Franco also misses his pasta:
Man, I miss carbonara, you can’t believe how difficult it is to not eat pasta as an italian! And nobody tell me rice noodles is a substitute!
We sympathize with these complaints because it took us a while to figure out how to make rice noodle dishes.
At first we struggled: some brands just didn’t taste good, and it was so easy to overcook the delicate noodles into a soft and mal-textured goo. But now that we know what we’re doing, we much prefer rice noodles to wheat. Now when we taste wheat noodles, they seem tough — we don’t miss them a bit.
I know it will be hard to persuade our Italian readers that rice noodles are better than wheat … but maybe we can help them enjoy their purgatory a bit better.
So, here it is: Cranky Grouch’s Spaghetti. Our best shot at winning over a skeptical Italian. (Franco, sorry, this one is Bolognese. Perhaps we’ll do a carbonara later.)
First, there are many different brands and different sizes of rice noodles. It took some searching, but we now have a favorite. It is a Thai brand:
We especially like this thickness: it cooks evenly but not too quickly. We use about one-third of a bag each time in order to serve four people.
There are a few tricks to cooking rice noodles. First, they cook very rapidly – much faster than wheat. And you want them al dente, a little chewy, not soft. So you have to be fast.
Bring a pot of water to a boil. When it is actively boiling, add the rice noodles. Cover briefly, until it returns to a boil. Then immediately take the lid off and use chopsticks or some other implement to stir and separate the noodles from each other.
Taste the noodles to judge when they are done. They should be chewy, neither soft nor crunchy. Cooking time varies with the thickness of the noodles, but for these it is about seven minutes.
As soon as they reach this al dente state, immediately empty the pot through a strainer, return the noodles to the pot, and cover them with cold water momentarily to cool the noodles and stop them from cooking further. Pour them through the strainer again.
Now transfer the noodles to a container – we use a wok – and add some olive oil. Coating the noodles in oil will prevent them from sticking together. Mix the oil and noodles thoroughly.
These oiled and cooked noodles are ready to eat, but can be stored in the refrigerator if you wish, and re-heated in a microwave for eating.
You can prepare the sauce simultaneously with the noodles. I’m sure everyone is familiar with how to make this sauce, so I’ll just share what we do.

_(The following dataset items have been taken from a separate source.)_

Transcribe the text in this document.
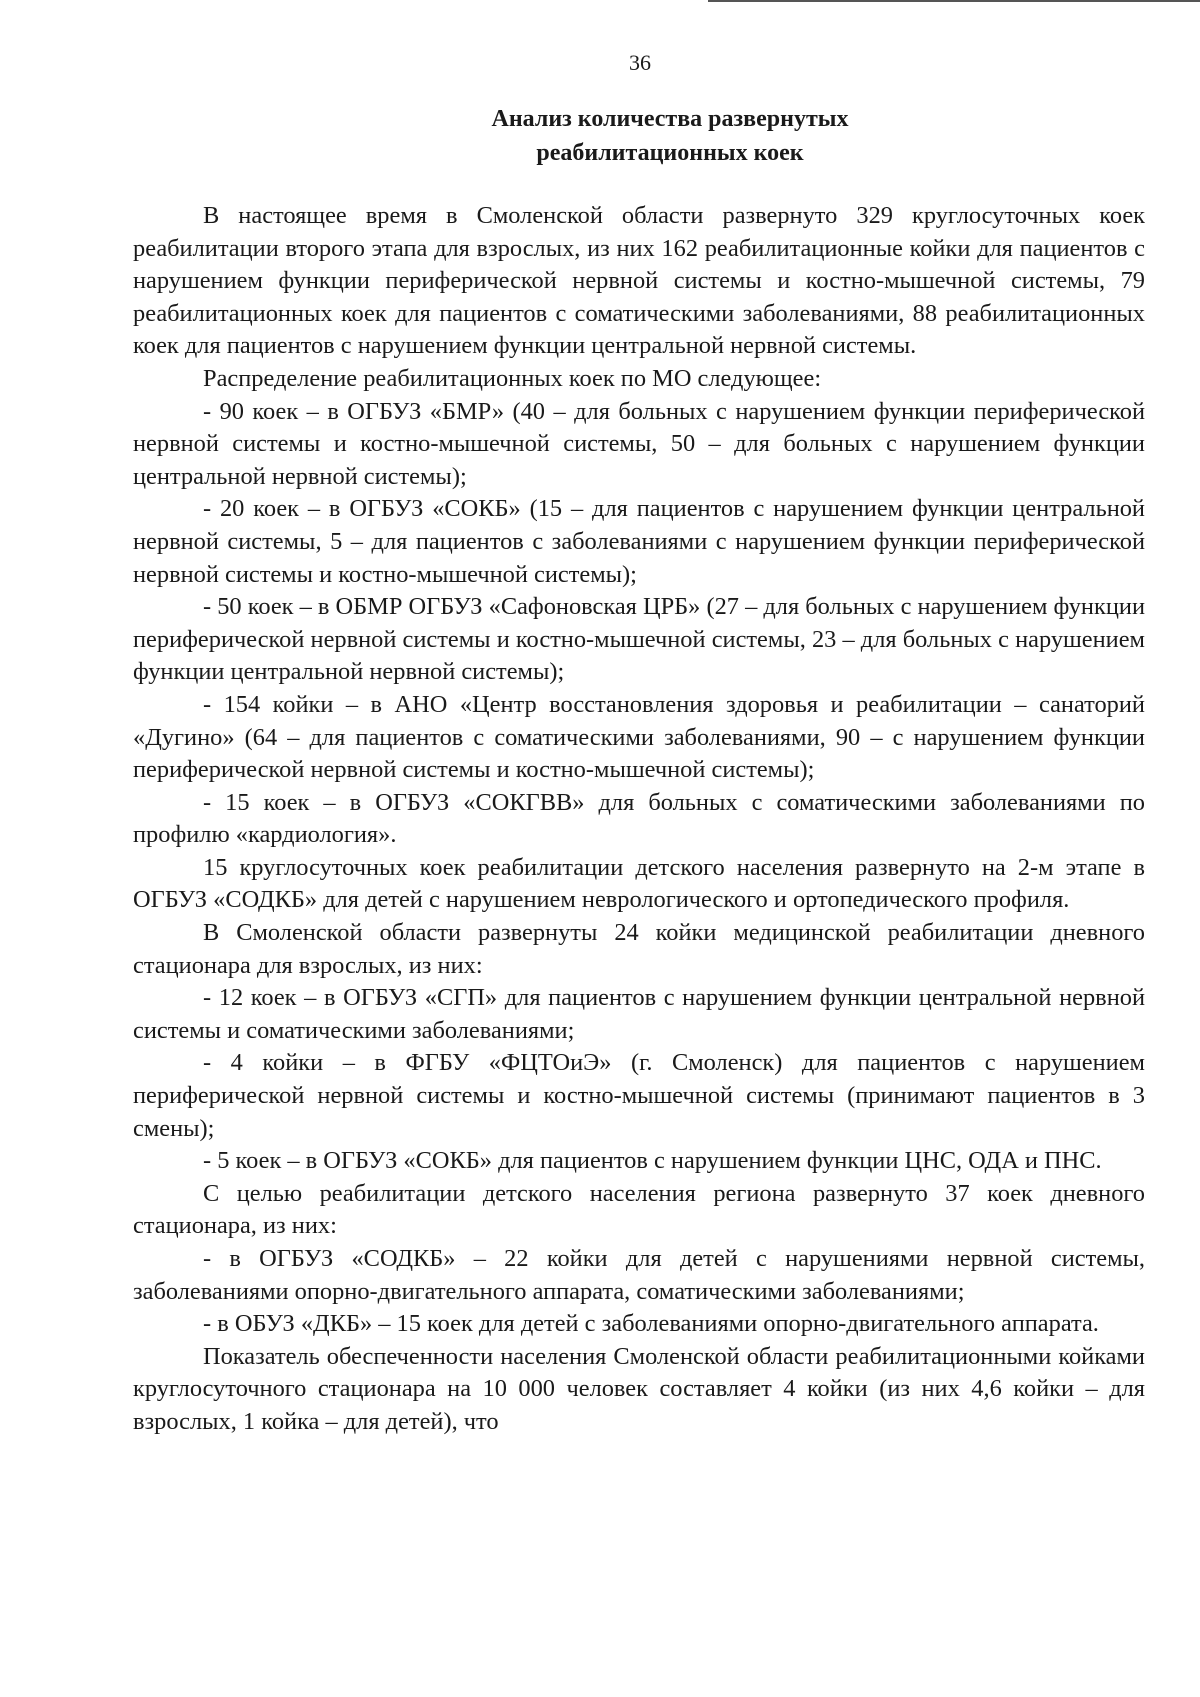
36
Анализ количества развернутых
реабилитационных коек

В настоящее время в Смоленской области развернуто 329 круглосуточных коек реабилитации второго этапа для взрослых, из них 162 реабилитационные койки для пациентов с нарушением функции периферической нервной системы и костно-мышечной системы, 79 реабилитационных коек для пациентов с соматическими заболеваниями, 88 реабилитационных коек для пациентов с нарушением функции центральной нервной системы.

Распределение реабилитационных коек по МО следующее:

- 90 коек – в ОГБУЗ «БМР» (40 – для больных с нарушением функции периферической нервной системы и костно-мышечной системы, 50 – для больных с нарушением функции центральной нервной системы);

- 20 коек – в ОГБУЗ «СОКБ» (15 – для пациентов с нарушением функции центральной нервной системы, 5 – для пациентов с заболеваниями с нарушением функции периферической нервной системы и костно-мышечной системы);

- 50 коек – в ОБМР ОГБУЗ «Сафоновская ЦРБ» (27 – для больных с нарушением функции периферической нервной системы и костно-мышечной системы, 23 – для больных с нарушением функции центральной нервной системы);

- 154 койки – в АНО «Центр восстановления здоровья и реабилитации – санаторий «Дугино» (64 – для пациентов с соматическими заболеваниями, 90 – с нарушением функции периферической нервной системы и костно-мышечной системы);

- 15 коек – в ОГБУЗ «СОКГВВ» для больных с соматическими заболеваниями по профилю «кардиология».

15 круглосуточных коек реабилитации детского населения развернуто на 2-м этапе в ОГБУЗ «СОДКБ» для детей с нарушением неврологического и ортопедического профиля.

В Смоленской области развернуты 24 койки медицинской реабилитации дневного стационара для взрослых, из них:

- 12 коек – в ОГБУЗ «СГП» для пациентов с нарушением функции центральной нервной системы и соматическими заболеваниями;

- 4 койки – в ФГБУ «ФЦТОиЭ» (г. Смоленск) для пациентов с нарушением периферической нервной системы и костно-мышечной системы (принимают пациентов в 3 смены);

- 5 коек – в ОГБУЗ «СОКБ» для пациентов с нарушением функции ЦНС, ОДА и ПНС.

С целью реабилитации детского населения региона развернуто 37 коек дневного стационара, из них:

- в ОГБУЗ «СОДКБ» – 22 койки для детей с нарушениями нервной системы, заболеваниями опорно-двигательного аппарата, соматическими заболеваниями;

- в ОБУЗ «ДКБ» – 15 коек для детей с заболеваниями опорно-двигательного аппарата.

Показатель обеспеченности населения Смоленской области реабилитационными койками круглосуточного стационара на 10 000 человек составляет 4 койки (из них 4,6 койки – для взрослых, 1 койка – для детей), что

We start by browning some ground beef. We find the natural fat from 80% ground beef provides just the right amount of oil, so we neither add extra cooking oil nor drain away the fats after cooking the beef.
We’ll also include some sweet Italian sausage, to vary the taste a little. We’ll be slicing the sausage into bite-sized chunks but we find that can be done just as easily after the sausage has cooked a little, so to speed things along we’re throwing the whole sausages into the beef along with some onion. We like to stir-fry the onion about 2 minutes before adding the sauce.
We use store-bought spaghetti sauce – in this case, a Trader Joe’s marinara sauce – which saves some time. At the same time we add the sauce, we start pulling out sausages and slicing them:
The partially cooked sausage slices are then returned to the pot to finish cooking. We also add salt and pepper at this point, and usually (but not tonight) spinach.
When the sauce ingredients are well cooked, we add some frozen pre-cooked peas.
We stop cooking about 2 minutes after adding the peas.
Now just put some of the rice noodles in a bowl and ladle sauce on top. The hot sauce will warm the rice noodles.
There you are! An easy spaghetti dinner that, we hope, will please even the Cranky Grouch.